久しぶりに見た華ちゃんは更に綺麗になっていてなんだか少し緊張した。
白い肌はさらに陶器みたいに透明感が増していて、俺を見た時の目はビー玉みたいにキラキラしていて。
本当にお人形さんみたいなのに、車に乗り込んでから驚きを見せていた様子は人間味に溢れていてとても可愛く思えた。
「ね、ハルキどこいくの?」
「んー?内緒。」
そんな会話をポツポツしながら、少し長いドライブを楽しんだ。
「ハルキ、少し見ない間に格好良くなったね?」
「そう?そんなことないよ~。」
「ちょっと、妬けちゃうな。」
そう言った彼女の横顔はうつむいているせいでよく見えなかった。
「妬けちゃう?」
「男の子は、恋したり素敵な女の子がそばにいると格好良くなるっていうからさ?…会わない間に素敵なことあったのかな、とか…思って、」
後半になるにつれ尻つぼみになる声とその言葉。
「ね、華ちゃんそれ本気で言ってる?」
「あ、ごめん、わたし変なこと言ったよね」
「華ちゃんのこと、忘れたことなかったよ。
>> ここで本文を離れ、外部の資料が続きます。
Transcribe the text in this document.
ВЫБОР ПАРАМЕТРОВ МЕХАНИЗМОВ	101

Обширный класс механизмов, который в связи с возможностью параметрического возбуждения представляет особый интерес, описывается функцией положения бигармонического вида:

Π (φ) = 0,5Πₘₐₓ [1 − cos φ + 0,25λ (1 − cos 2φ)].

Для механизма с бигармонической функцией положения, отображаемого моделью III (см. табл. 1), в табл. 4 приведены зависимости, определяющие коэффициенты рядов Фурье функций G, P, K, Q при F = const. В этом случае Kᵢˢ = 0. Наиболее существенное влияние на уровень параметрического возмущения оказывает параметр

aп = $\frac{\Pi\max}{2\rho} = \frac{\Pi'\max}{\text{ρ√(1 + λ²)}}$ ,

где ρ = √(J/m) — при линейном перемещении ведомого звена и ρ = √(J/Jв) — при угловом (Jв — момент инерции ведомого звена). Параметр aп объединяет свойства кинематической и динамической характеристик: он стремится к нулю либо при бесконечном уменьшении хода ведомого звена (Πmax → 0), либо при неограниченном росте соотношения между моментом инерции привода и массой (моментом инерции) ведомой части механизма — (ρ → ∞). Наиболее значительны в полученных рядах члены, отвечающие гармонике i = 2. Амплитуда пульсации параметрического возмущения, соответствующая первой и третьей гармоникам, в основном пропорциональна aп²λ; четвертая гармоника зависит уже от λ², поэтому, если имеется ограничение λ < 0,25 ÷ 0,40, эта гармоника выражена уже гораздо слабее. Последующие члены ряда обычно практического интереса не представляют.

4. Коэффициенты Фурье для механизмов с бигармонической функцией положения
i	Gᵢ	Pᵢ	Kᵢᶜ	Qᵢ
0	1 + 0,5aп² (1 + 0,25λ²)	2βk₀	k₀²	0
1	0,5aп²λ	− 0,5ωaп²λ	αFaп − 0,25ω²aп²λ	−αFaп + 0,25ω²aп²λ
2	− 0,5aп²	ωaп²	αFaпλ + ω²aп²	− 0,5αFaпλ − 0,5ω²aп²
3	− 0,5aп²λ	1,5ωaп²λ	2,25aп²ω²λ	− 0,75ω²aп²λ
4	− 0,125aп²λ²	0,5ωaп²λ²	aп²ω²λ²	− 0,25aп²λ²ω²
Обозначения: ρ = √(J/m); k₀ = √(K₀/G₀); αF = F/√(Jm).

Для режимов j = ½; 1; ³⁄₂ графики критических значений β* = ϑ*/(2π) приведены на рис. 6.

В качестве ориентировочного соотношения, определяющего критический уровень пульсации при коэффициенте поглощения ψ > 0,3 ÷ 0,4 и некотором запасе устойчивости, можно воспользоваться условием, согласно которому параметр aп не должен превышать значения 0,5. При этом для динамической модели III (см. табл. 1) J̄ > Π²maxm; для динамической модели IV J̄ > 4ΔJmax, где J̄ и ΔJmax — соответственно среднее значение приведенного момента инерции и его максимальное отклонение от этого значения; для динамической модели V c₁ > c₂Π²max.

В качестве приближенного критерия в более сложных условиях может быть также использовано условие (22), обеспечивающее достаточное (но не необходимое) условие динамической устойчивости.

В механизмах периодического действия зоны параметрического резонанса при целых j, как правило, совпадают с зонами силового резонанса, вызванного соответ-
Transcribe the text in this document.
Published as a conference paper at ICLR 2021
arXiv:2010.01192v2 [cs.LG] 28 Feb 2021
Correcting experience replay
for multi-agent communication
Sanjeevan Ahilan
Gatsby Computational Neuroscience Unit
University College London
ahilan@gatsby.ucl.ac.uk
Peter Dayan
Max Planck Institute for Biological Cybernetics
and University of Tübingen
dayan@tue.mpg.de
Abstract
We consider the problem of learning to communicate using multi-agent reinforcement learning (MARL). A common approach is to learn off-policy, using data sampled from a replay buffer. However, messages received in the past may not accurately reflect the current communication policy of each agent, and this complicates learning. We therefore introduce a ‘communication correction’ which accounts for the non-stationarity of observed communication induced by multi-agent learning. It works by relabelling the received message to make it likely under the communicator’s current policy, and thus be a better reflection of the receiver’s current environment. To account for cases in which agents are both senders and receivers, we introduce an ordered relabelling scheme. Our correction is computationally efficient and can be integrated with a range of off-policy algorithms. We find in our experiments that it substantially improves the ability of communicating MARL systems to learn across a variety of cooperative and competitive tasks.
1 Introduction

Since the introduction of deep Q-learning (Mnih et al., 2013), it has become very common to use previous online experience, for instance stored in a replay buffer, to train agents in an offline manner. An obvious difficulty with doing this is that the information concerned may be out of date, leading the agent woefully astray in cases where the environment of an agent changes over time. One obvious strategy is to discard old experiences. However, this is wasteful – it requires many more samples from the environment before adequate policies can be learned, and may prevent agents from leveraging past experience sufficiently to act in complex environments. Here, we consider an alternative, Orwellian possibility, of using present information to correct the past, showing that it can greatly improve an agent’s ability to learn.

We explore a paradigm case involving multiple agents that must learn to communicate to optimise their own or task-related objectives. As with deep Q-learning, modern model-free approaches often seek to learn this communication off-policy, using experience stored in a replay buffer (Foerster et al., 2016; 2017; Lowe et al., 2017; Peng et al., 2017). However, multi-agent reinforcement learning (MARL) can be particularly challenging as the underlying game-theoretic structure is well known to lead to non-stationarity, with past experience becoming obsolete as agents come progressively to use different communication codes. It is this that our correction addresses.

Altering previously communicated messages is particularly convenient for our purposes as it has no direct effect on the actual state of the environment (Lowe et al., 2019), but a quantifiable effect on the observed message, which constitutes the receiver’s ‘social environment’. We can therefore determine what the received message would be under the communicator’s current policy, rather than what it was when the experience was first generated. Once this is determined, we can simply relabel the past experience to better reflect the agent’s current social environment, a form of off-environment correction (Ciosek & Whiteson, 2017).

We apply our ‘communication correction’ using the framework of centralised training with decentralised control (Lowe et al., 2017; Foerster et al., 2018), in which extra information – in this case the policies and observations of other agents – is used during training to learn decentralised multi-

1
だから、テレビでも雑誌でも、華ちゃんが観てくれてたらいいな、って頑張ってた。だからいつでも格好良くいたくて頑張ったんだ。」
ふと横を見ると彼女は真剣な顔をしてこちらを見ていた。テールランプに照らされる彼女の顔は憂いを帯びていて、瞳がきらきらと光っていた。